Applicability: Model 737-100, -200, -300, -400, and -500 series airplanes; line numbers 1 through 2707 inclusive; certificated in any category.
This AD applies to each airplane identified in the preceding applicability provision, regardless of whether it has been modified, altered, or repaired in the area subject to the requirements of this AD. For airplanes that have been modified, altered, or repaired so that the performance of the requirements of this AD is affected, the owner/operator must request approval for an alternative method of compliance in accordance with paragraph (b) of this AD. The request should include an assessment of the effect of the modification, alteration, or repair on the unsafe condition addressed by this AD; and, if the unsafe condition has not been eliminated, the request should include specific proposed actions to address it.
Compliance: Required as indicated, unless accomplished previously.
To prevent chafing of wire bundles in two junction boxes in the main wheel well, which could result in arcing and consequent fire in the main wheel well or passenger cabin, or inability to stop the flow of fuel to an engine or to the auxiliary power unit in the event of fire, accomplish the following:
Inspection Back to Top
(a) Within 12 months after the effective date of this AD, perform a detailed visual inspection of the wire bundles in the junction boxes formed by electrical disconnect brackets on the left and right sides of the main wheel wells to detect damage or chafing, as specified in Boeing Service Letter 737-SL-24-111, dated February 27, 1996.
For the purposes of this AD, a detailed visual inspection is defined as: Intensive visual examination of a specific structural area, system, installation, or assembly to detect damage, failure, or irregularity. Available lighting is normally supplemented with a direct source of good lighting at intensity deemed appropriate by the inspector. Inspection aids such as mirror, magnifying lenses, etc., may be used. Surface cleaning and elaborate access procedures may be required.”

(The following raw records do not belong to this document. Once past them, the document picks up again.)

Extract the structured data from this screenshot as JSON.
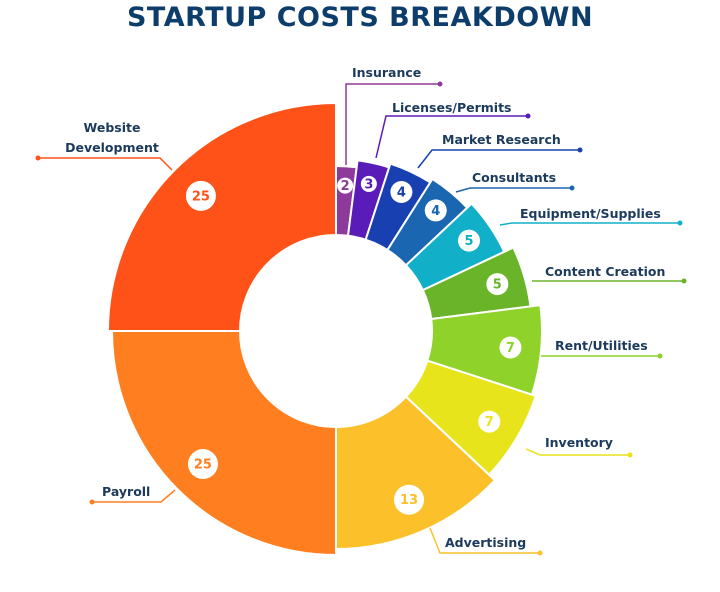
{
  "chart_data": {
    "type": "pie",
    "variant": "donut with varying outer radius",
    "title": "STARTUP COSTS BREAKDOWN",
    "start": "top, clockwise",
    "slices": [
      {
        "label": "Insurance",
        "value": 2,
        "color": "#8e3a9a"
      },
      {
        "label": "Licenses/Permits",
        "value": 3,
        "color": "#5a1cb8"
      },
      {
        "label": "Market Research",
        "value": 4,
        "color": "#1840b0"
      },
      {
        "label": "Consultants",
        "value": 4,
        "color": "#1a66b0"
      },
      {
        "label": "Equipment/Supplies",
        "value": 5,
        "color": "#12b0c8"
      },
      {
        "label": "Content Creation",
        "value": 5,
        "color": "#6ab42a"
      },
      {
        "label": "Rent/Utilities",
        "value": 7,
        "color": "#8ed22a"
      },
      {
        "label": "Inventory",
        "value": 7,
        "color": "#e8e41c"
      },
      {
        "label": "Advertising",
        "value": 13,
        "color": "#fbc02a"
      },
      {
        "label": "Payroll",
        "value": 25,
        "color": "#ff7f20"
      },
      {
        "label": "Website Development",
        "value": 25,
        "color": "#ff5219"
      }
    ],
    "title_color": "#0d3d6b"
  }
}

(1) If no chafing is detected, prior to further flight, protect the wire bundles from chafing against the cover plate of the junction box, in accordance with Method 1, Method 2, or Method 3, as specified in the service letter.
(2) If any chafing is detected, prior to further flight, repair the wiring in accordance with the service letter, and protect the wire bundles from chafing against the cover plate of the junction box, in accordance with Method 1, Method 2, or Method 3, as specified in the service letter.

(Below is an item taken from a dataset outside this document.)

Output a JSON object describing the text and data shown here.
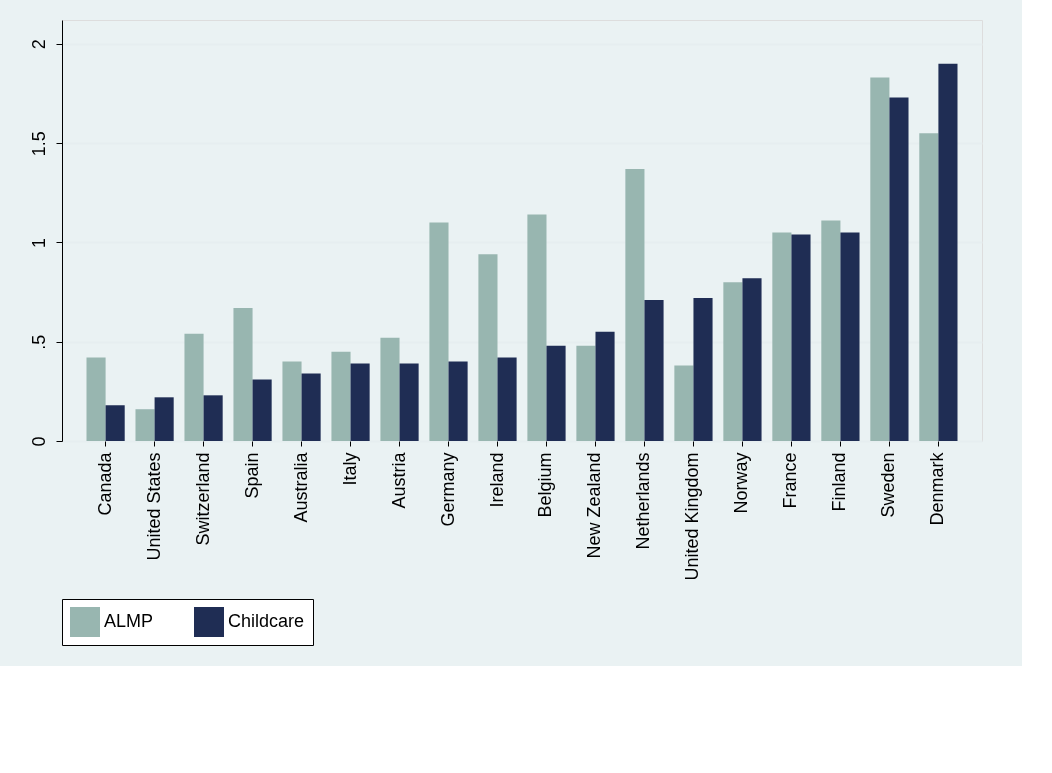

Boeing Service Letter 737-SL-24-111 references Boeing Standard
Wiring Practices Manual D6-54446, Subjects 20-10-13 and 20-00-11, as the appropriate sources of repair instructions if any damaged wiring is found.
Alternative Methods of Compliance Back to Top
(b) An alternative method of compliance or adjustment of the compliance time that provides an acceptable level of safety may be used if approved by the Manager,Seattle Aircraft Certification Office (ACO), FAA, Transport Airplane Directorate. Operators shall submit their requests through an appropriate FAA Principal MaintenanceInspector, who may add comments and then send it to the Manager, Seattle ACO.

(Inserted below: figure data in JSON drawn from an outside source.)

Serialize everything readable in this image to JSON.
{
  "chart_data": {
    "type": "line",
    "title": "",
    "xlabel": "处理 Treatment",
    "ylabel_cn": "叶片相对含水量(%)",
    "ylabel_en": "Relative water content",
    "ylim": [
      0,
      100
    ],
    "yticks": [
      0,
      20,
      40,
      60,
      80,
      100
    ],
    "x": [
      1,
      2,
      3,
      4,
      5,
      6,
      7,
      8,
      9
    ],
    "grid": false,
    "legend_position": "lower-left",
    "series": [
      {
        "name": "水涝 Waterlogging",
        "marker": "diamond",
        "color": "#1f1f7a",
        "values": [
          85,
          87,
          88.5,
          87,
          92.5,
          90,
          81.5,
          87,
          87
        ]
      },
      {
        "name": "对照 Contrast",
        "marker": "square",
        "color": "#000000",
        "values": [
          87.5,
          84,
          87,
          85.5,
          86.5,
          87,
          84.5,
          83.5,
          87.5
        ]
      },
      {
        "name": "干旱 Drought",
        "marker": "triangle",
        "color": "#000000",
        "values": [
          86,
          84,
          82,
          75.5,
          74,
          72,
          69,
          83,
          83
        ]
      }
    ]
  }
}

Information concerning the existence of approved alternative methods of compliance with this AD, if any, may be obtained from the Seattle ACO.
Special Flight Permits Back to Top
(c) Special flight permits may be issued in accordance with sections 21.197 and 21.199 of the Federal Aviation Regulations (14 CFR 21.197 and 21.199) to operate the airplane to a location where the requirements of this AD can be accomplished.
Issued in Renton, Washington, on June 21, 2000.
Donald L. Riggin,
Acting Manager, Transport Airplane Directorate, Aircraft Certification Service.